Troubleshoot sizing for the Collector for Kubernetes 🔗
Note
See also:
Size your Collector instance 🔗
Set the resources allocated to your Collector instance based on the amount of data you expecte to handle. For more information, see Sizing and scaling.
Use the following configuration to bump resource limits for the agent:
agent:
resources:
limits:
cpu: 500m
memory: 1Gi
Set the resources allocated to your cluster receiver deployment based on the cluster size. For example, for a cluster with 100 nodes alllocate these resources:
clusterReceiver:
resources:
limits:
cpu: 1
memory: 2Gi
Verify if your container is running out of memory 🔗
Even if you didn’t provide enough resources for the Collector containers, under normal circumstances the Collector doesn’t run out of memory (OOM). This can only happen if the Collector is heavily throttled by the backend and exporter sending queue growing faster than collector can control memory utilization.

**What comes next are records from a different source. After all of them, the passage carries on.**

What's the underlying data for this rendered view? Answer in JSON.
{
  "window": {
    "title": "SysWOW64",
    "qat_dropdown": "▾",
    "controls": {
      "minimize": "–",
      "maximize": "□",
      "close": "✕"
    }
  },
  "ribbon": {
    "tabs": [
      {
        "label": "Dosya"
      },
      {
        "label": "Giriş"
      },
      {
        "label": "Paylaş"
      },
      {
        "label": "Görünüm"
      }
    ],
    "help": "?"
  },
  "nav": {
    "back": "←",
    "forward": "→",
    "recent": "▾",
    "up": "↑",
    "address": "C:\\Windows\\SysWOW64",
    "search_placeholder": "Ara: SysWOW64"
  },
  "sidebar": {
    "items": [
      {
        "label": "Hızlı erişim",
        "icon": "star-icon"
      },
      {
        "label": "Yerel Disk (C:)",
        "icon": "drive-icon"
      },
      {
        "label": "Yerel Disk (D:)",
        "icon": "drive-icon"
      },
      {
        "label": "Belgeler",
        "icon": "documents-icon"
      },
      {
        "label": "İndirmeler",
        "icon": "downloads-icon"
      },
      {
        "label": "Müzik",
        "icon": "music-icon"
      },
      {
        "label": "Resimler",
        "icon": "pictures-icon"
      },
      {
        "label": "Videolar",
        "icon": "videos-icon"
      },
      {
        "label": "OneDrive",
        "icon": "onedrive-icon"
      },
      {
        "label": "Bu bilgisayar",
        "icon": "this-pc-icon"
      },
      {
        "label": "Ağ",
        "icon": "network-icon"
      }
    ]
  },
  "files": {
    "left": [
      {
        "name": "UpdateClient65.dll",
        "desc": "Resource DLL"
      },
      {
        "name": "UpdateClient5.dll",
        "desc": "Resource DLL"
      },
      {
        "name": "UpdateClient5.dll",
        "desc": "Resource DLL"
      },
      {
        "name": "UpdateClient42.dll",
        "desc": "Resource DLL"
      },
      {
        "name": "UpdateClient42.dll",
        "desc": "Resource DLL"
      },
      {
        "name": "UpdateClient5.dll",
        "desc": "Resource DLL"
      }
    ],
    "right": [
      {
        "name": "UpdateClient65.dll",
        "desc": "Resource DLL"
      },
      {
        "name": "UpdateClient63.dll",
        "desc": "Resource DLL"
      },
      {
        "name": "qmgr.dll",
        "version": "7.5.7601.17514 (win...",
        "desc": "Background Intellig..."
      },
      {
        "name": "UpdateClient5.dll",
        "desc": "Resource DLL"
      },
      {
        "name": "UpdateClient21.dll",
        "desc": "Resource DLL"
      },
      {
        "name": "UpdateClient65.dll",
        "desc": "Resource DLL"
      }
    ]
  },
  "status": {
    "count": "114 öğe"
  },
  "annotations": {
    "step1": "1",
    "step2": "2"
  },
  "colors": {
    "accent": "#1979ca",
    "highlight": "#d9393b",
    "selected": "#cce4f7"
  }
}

In that case you should see 429
errors for metrics and traces or 503
errors for logs.
For example:
2021-11-12T00:22:32.172Z info exporterhelper/queued_retry.go:325 Exporting failed. Will retry the request after interval. {"kind": "exporter", "name": "sapm", "error": "server responded with 429", "interval": "4.4850027s"}
2021-11-12T00:22:38.087Z error exporterhelper/queued_retry.go:190 Dropping data because sending_queue is full. Try increasing queue_size. {"kind": "exporter", "name": "sapm", "dropped_items": 1348}
If you can’t fix throttling by bumping limits on the backend or reducing amount of data sent through the Collector, you can avoid OOMs by reducing the sending queue of the failing exporter. For example, you can reduce sending_queue
for the sapm
exporter:
agent:
config:
exporters:
sapm:
sending_queue:
queue_size: 512
You can apply a similar configuration to any other failing exporter.